FTC: Market Consolidation Allows Middlemen to Hike Drug Prices

FTC: Market Consolidation Allows Middlemen to Hike Drug Prices

The Federal Trade Commission (FTC) has accused pharmacy benefit managers (PBMs) of significantly influencing prescription drug prices through market consolidation. According to the FTC, the three largest PBMs, which manage 79% of U.S. prescription drug claims, have enriched themselves at the expense of smaller pharmacies and consumers by potentially inflating drug costs. The report also highlighted the establishment of group purchasing organizations (PBM GPOs) by these PBMs to negotiate contracts and rebates with drug makers, contributing to the market's concentration.

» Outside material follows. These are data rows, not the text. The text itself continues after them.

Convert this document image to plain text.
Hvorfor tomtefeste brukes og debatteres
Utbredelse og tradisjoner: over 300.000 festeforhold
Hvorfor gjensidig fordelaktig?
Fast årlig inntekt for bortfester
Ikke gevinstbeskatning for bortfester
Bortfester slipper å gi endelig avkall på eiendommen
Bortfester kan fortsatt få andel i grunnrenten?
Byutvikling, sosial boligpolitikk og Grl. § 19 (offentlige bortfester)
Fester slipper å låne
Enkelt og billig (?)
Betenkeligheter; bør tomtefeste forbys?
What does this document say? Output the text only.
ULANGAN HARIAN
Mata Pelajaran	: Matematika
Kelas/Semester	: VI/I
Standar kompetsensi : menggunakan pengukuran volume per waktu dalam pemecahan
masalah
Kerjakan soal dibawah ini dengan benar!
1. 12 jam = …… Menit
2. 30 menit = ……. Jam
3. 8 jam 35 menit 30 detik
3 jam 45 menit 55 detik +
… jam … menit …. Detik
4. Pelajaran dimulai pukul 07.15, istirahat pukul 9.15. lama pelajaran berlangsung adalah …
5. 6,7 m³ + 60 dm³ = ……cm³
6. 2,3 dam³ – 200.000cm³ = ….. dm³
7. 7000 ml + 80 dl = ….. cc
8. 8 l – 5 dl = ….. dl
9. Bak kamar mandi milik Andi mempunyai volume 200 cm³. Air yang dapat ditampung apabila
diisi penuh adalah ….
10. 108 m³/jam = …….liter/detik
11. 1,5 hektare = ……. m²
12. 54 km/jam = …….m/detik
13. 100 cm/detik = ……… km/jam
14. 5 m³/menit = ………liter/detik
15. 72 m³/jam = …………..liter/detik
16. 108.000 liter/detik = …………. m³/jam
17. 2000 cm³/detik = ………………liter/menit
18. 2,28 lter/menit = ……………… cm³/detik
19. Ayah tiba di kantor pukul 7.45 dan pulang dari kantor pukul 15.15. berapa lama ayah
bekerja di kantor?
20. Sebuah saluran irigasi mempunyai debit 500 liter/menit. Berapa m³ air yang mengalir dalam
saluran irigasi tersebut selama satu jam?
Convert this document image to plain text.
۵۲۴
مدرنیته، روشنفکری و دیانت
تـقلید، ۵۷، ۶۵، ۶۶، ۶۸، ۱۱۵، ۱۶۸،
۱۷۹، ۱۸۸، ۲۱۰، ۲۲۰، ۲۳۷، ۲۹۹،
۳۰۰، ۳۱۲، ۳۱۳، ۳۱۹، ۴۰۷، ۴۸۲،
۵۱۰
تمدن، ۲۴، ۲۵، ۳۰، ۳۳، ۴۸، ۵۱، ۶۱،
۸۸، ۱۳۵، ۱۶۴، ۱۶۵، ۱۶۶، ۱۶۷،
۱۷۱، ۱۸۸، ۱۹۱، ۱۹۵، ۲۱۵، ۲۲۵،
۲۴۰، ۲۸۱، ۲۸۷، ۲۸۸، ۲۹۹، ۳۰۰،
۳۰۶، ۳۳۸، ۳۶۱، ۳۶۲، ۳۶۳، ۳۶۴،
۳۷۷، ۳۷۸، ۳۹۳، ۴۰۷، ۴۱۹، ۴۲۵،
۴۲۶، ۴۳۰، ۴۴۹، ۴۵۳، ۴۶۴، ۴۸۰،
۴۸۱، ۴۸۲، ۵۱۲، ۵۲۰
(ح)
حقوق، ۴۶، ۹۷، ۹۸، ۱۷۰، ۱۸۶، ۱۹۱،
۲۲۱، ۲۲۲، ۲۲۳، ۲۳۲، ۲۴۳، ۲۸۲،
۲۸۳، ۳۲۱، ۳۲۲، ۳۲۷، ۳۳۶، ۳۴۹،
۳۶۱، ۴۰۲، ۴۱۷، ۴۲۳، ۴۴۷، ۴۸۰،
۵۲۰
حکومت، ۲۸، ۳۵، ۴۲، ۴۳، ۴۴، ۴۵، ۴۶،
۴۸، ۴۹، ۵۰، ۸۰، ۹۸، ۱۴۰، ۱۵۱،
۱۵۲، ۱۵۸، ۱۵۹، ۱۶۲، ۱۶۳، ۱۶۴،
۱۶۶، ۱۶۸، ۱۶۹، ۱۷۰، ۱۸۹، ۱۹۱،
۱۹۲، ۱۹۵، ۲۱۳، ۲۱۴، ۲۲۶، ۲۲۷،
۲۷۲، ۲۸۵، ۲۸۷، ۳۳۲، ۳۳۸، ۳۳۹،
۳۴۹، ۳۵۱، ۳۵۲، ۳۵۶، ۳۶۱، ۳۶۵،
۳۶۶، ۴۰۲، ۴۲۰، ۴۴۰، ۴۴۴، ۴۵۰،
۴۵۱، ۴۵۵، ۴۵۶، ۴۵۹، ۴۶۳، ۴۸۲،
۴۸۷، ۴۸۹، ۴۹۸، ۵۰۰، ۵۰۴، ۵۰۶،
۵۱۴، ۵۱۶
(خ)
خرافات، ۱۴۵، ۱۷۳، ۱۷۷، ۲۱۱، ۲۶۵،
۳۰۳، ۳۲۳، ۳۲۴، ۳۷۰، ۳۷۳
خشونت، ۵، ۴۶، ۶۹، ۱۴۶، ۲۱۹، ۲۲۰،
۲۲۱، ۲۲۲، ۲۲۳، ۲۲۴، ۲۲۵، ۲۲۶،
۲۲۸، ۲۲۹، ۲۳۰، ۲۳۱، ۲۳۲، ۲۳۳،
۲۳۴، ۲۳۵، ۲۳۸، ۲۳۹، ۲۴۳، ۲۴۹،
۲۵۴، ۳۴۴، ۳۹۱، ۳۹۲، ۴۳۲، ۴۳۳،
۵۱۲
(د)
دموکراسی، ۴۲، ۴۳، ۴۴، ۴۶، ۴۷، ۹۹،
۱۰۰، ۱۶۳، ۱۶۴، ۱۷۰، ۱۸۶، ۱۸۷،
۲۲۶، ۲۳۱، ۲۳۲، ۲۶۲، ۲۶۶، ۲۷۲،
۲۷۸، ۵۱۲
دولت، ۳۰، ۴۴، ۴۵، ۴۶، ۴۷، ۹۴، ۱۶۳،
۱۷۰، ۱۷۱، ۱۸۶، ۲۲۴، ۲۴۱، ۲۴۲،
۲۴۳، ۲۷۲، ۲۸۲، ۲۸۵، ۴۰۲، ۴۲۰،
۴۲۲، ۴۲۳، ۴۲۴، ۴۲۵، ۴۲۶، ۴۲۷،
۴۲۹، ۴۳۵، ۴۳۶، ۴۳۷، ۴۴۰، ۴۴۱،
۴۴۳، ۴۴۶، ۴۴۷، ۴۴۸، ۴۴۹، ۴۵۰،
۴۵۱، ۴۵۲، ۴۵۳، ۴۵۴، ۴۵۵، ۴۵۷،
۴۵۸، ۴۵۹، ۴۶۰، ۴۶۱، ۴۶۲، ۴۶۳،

The FTC's findings indicate that PBMs may be steering patients to their own mail-order pharmacies, sometimes paying as much as 200 times more than rival pharmacies for commonly prescribed cancer drugs. This practice reportedly generated at least $1 billion in excess revenue, leading to increased costs for patients. The agency also noted that these actions could lead to formal investigations or lawsuits accusing PBMs of anticompetitive behavior. Critics argue that PBMs operate in opaque ways, profiting from rebates and fees collected from drugmakers, while the industry defends its practices as cost-saving measures for employers, governments, and patients. The findings have sparked calls for greater regulation and could influence legislative efforts to impose limits on the industry.